There is a tendency for the ethics in bioethics to be treated superficially.3 That most people regard something as right is often taken as sufficient to show that it is right. This uncritical attitude leads inevitably to confusion and incoherence, for there are several things that most people regard as right which turn out to be incompatible with one another when their full implications are unraveled.

The only proper approach to our ordinary ethical intuitions in bioethical matters is a critical one which does not accept an intuition unless it can be defended on the basis of a more fundamental ethical theory. Unfortunately most of those who decide bioethical issues are ill-equipped to take this approach, since they have no special understanding of ethics or moral philosophy. Consider, for example, the membership of the commission: three doctors, three lawyers, the president of the National Council of Negro Women, an assistant professor of Christian ethics, and a Jesuit who teaches bioethics. Only the last two could be expected to have any special expertise in theoretical ethics, and their views would tend to derive from a religious background.

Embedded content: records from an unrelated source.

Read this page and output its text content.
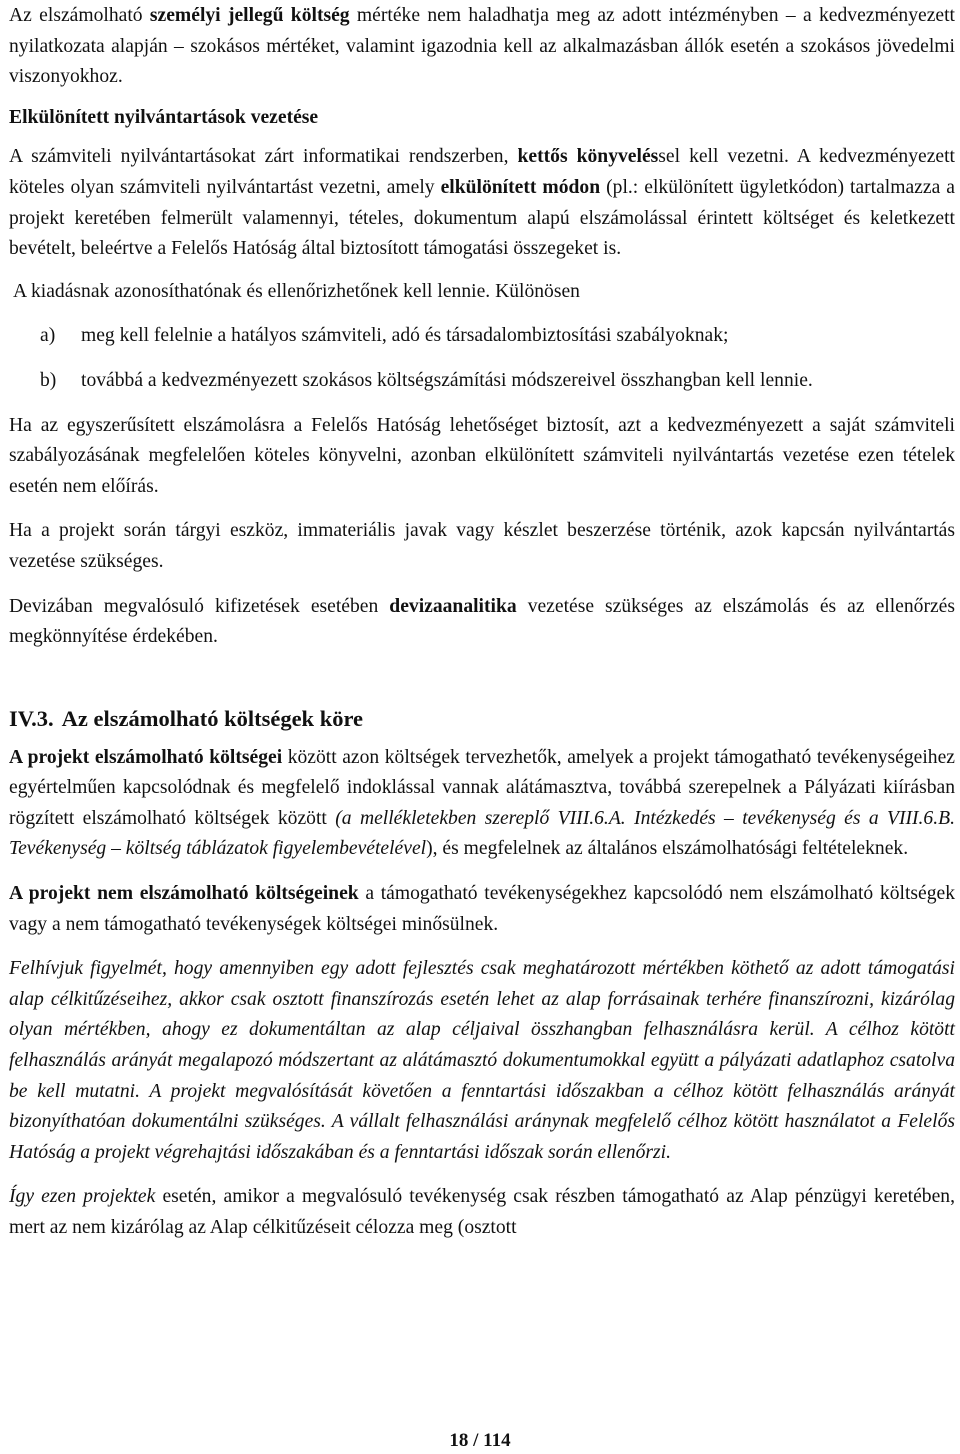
Az elszámolható személyi jellegű költség mértéke nem haladhatja meg az adott intézményben – a kedvezményezett nyilatkozata alapján – szokásos mértéket, valamint igazodnia kell az alkalmazásban állók esetén a szokásos jövedelmi viszonyokhoz.

Elkülönített nyilvántartások vezetése

A számviteli nyilvántartásokat zárt informatikai rendszerben, kettős könyveléssel kell vezetni. A kedvezményezett köteles olyan számviteli nyilvántartást vezetni, amely elkülönített módon (pl.: elkülönített ügyletkódon) tartalmazza a projekt keretében felmerült valamennyi, tételes, dokumentum alapú elszámolással érintett költséget és keletkezett bevételt, beleértve a Felelős Hatóság által biztosított támogatási összegeket is.

A kiadásnak azonosíthatónak és ellenőrizhetőnek kell lennie. Különösen

a) meg kell felelnie a hatályos számviteli, adó és társadalombiztosítási szabályoknak;
b) továbbá a kedvezményezett szokásos költségszámítási módszereivel összhangban kell lennie.

Ha az egyszerűsített elszámolásra a Felelős Hatóság lehetőséget biztosít, azt a kedvezményezett a saját számviteli szabályozásának megfelelően köteles könyvelni, azonban elkülönített számviteli nyilvántartás vezetése ezen tételek esetén nem előírás.

Ha a projekt során tárgyi eszköz, immateriális javak vagy készlet beszerzése történik, azok kapcsán nyilvántartás vezetése szükséges.

Devizában megvalósuló kifizetések esetében devizaanalitika vezetése szükséges az elszámolás és az ellenőrzés megkönnyítése érdekében.

IV.3. Az elszámolható költségek köre

A projekt elszámolható költségei között azon költségek tervezhetők, amelyek a projekt támogatható tevékenységeihez egyértelműen kapcsolódnak és megfelelő indoklással vannak alátámasztva, továbbá szerepelnek a Pályázati kiírásban rögzített elszámolható költségek között (a mellékletekben szereplő VIII.6.A. Intézkedés – tevékenység és a VIII.6.B. Tevékenység – költség táblázatok figyelembevételével), és megfelelnek az általános elszámolhatósági feltételeknek.

A projekt nem elszámolható költségeinek a támogatható tevékenységekhez kapcsolódó nem elszámolható költségek vagy a nem támogatható tevékenységek költségei minősülnek.

Felhívjuk figyelmét, hogy amennyiben egy adott fejlesztés csak meghatározott mértékben köthető az adott támogatási alap célkitűzéseihez, akkor csak osztott finanszírozás esetén lehet az alap forrásainak terhére finanszírozni, kizárólag olyan mértékben, ahogy ez dokumentáltan az alap céljaival összhangban felhasználásra kerül. A célhoz kötött felhasználás arányát megalapozó módszertant az alátámasztó dokumentumokkal együtt a pályázati adatlaphoz csatolva be kell mutatni. A projekt megvalósítását követően a fenntartási időszakban a célhoz kötött felhasználás arányát bizonyíthatóan dokumentálni szükséges. A vállalt felhasználási aránynak megfelelő célhoz kötött használatot a Felelős Hatóság a projekt végrehajtási időszakában és a fenntartási időszak során ellenőrzi.

Így ezen projektek esetén, amikor a megvalósuló tevékenység csak részben támogatható az Alap pénzügyi keretében, mert az nem kizárólag az Alap célkitűzéseit célozza meg (osztott

18 / 114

Thus despite the fact that only a minority of US citizens are churchgoers; despite the constitutional separation of church and state; despite the presence, in every major university in the country, of moral philosophers without special religious affiliations; despite, finally, the fact that these professional philosophers are employed on the basis of their ability to teach and conduct research in ethics—despite all this, there is not a single secular professional philosopher on the commission.

This situation is characteristic of bioethics, which has tended to acquaint doctors, scientists, and lawyers with the work of religious people interested in ethics (like Ramsey, who is a professor of religion at Princeton) rather than with the work of those interested in ethics simpliciter.

To their shame, philosophers themselves bear much of the blame. Throughout the 1950s and into the early 1960s, they proclaimed that moral philosophy was “value free” and that the role of the moral philosopher was quite separate from that of the moralist (the implication being that it was more academically respectable). During this period, discussion of practical issues in ethics went, by default, to religious leaders and those working in religious ethics, who had not abandoned their traditional roles as sources of moral counsel.

The resulting dominance of religious opinion on ethical matters—a dominance that has persisted long after academic moral philosophy has returned to the study of these issues—is a dangerous situation. Bioethics is too important to be left either to those with no background in the handling of ethical concepts and arguments or to those who approach moral issues from a distinctively religious perspective.